多くのサンプルが、VC環境の場合が多く、MSYS2 環境で、gcc や clang での利
用方法が少ないので、覚書程度に要点をまとめてみた。

まず、boost をインストールする。
現在は、

 % pacman -Ss boost
mingw32/mingw-w64-i686-boost 1.63.0-1
    Free peer-reviewed portable C++ source libraries (mingw-w64)
mingw64/mingw-w64-x86_64-boost 1.63.0-1 [インストール済み]
    Free peer-reviewed portable C++ source libraries (mingw-w64)

「1.63.0-1」がカレントのようだ。

※インストールする場合

 pacman -S mingw-w64-x86_64-boost

—–
サーバー、クライアントのサンプルは、TCP – boostjpが判りやすい。

コンパイルの際に注意する点として:

-DWIN32 -DBOOST_USE_WINDOWS_H -DWIN32_LEAN_AND_MEAN

を定義しておく必要があるようだ。

また、リンク時のライブラリーは、

boost_system-mt ws2_32 wsock32

をリンクする必要がある。
※OS-X や Linux 環境では、「boost_system-mt」だけリンクすれば大丈夫だ。
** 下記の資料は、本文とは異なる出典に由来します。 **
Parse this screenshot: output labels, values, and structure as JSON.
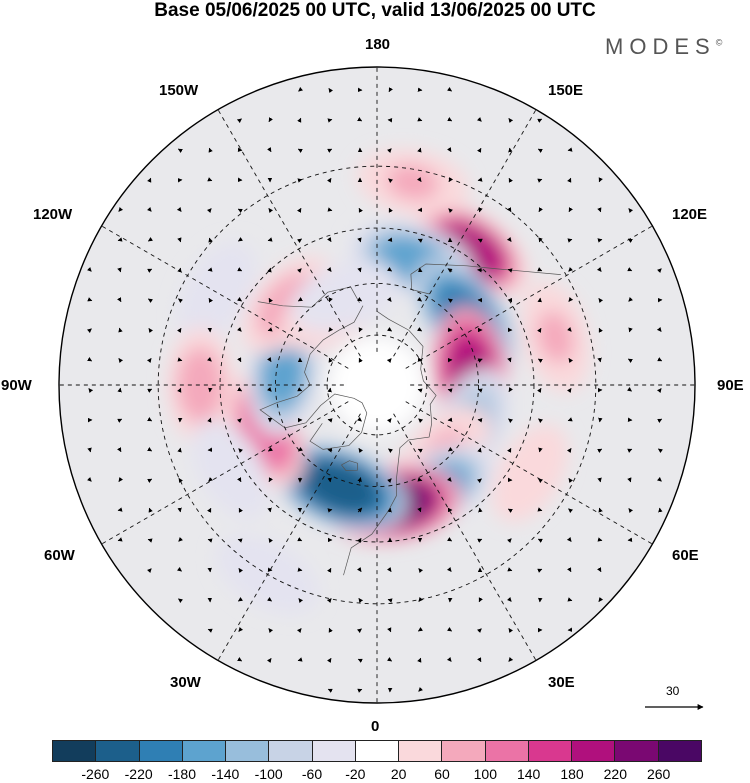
{
  "title": "Base 05/06/2025 00 UTC, valid 13/06/2025 00 UTC",
  "brand": "MODES",
  "brand_mark": "©",
  "longitude_labels": {
    "n": "180",
    "s": "0",
    "e": "90E",
    "w": "90W",
    "ne1": "150E",
    "ne2": "120E",
    "se1": "60E",
    "se2": "30E",
    "nw1": "150W",
    "nw2": "120W",
    "sw1": "60W",
    "sw2": "30W"
  },
  "reference_vector": "30",
  "colorbar": {
    "ticks": [
      "-260",
      "-220",
      "-180",
      "-140",
      "-100",
      "-60",
      "-20",
      "20",
      "60",
      "100",
      "140",
      "180",
      "220",
      "260"
    ],
    "colors": [
      "#123d5c",
      "#1c5f8b",
      "#2f7fb4",
      "#5da3cf",
      "#98bedc",
      "#c8d3e6",
      "#e4e3f0",
      "#ffffff",
      "#fad9dc",
      "#f4a9bc",
      "#eb73a6",
      "#d9388f",
      "#b0107d",
      "#7a0872",
      "#4a0764"
    ]
  },
  "anomaly_centers": [
    {
      "lon": 145,
      "lat": 43,
      "value": 180
    },
    {
      "lon": 165,
      "lat": 52,
      "value": -160
    },
    {
      "lon": 128,
      "lat": 57,
      "value": -220
    },
    {
      "lon": 97,
      "lat": 62,
      "value": 210
    },
    {
      "lon": 67,
      "lat": 60,
      "value": -110
    },
    {
      "lon": 45,
      "lat": 62,
      "value": 60
    },
    {
      "lon": 30,
      "lat": 55,
      "value": -160
    },
    {
      "lon": 8,
      "lat": 55,
      "value": 230
    },
    {
      "lon": -20,
      "lat": 58,
      "value": -260
    },
    {
      "lon": -68,
      "lat": 55,
      "value": 130
    },
    {
      "lon": -97,
      "lat": 62,
      "value": -150
    },
    {
      "lon": -132,
      "lat": 55,
      "value": 90
    },
    {
      "lon": -148,
      "lat": 64,
      "value": 70
    },
    {
      "lon": -160,
      "lat": 62,
      "value": -60
    },
    {
      "lon": -120,
      "lat": 38,
      "value": -60
    },
    {
      "lon": -90,
      "lat": 40,
      "value": 80
    },
    {
      "lon": -60,
      "lat": 42,
      "value": -40
    },
    {
      "lon": 60,
      "lat": 40,
      "value": 20
    },
    {
      "lon": 105,
      "lat": 38,
      "value": 60
    },
    {
      "lon": -30,
      "lat": 30,
      "value": -60
    },
    {
      "lon": 170,
      "lat": 33,
      "value": 60
    }
  ]
}
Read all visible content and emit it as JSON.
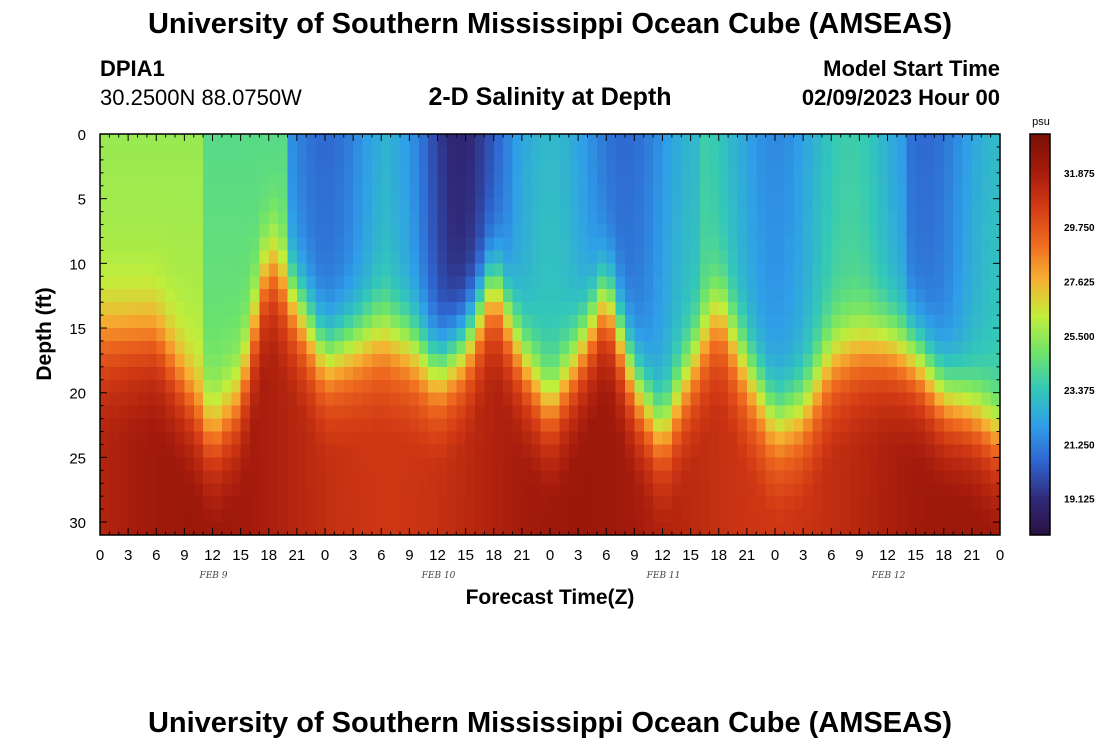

あと、boost が出力するエラーメッセージは、日本語化されているのは良いのだが
CP932(ShiftJIS)な為、UTF-8 などに変換する必要がある。
※もしかしたら、UTF-8 を標準にする切り替えが出来るのかもしれないが調べてい
ない、ただ、コンパイルし直す必要があるかもしれない・・

—–
コネクション(同期関数利用)の際に、エラーが発生した場合に、エラーステート
か、例外の補足を選択できるようだが、私の環境依存なのか、コアダンプが出て正
常に動作しなかった、async_connect にしたら、問題は解決した。
※mingw64 の boost 絡みのバグなのかもしれない・・・
※OS-X で同じプログラムを動作させると、問題無く動作した。

あと、asio を使ったサンプルは、動作しないものもあるようなので、注意が必要と
思う。
サーバーとクライアントが不明確だったり、関係性を説明していないものも多く、
単純には動作しないものもある。

基本的に、TCPでは、サーバーを動作させて待機しておき、クライアントが接続に
行くスタイルなので、単純に繋げて、データをやりとりする事は出来ない。
少なくとも、サーバーとクライアントのプログラムを実装する必要がある。

boost::asio は使ってみると、良く出来ていると感じる、それでも、タイムアウトし
た場合のケアなど、かなり前もって緻密に設計しておかないと、後で苦労しそうでは
ある。
また、例外でエラーを受け取るのは、ソケットの場合、以外と相性が悪いかもしれな
い。
※非同期で行う場合は特にそう感じる。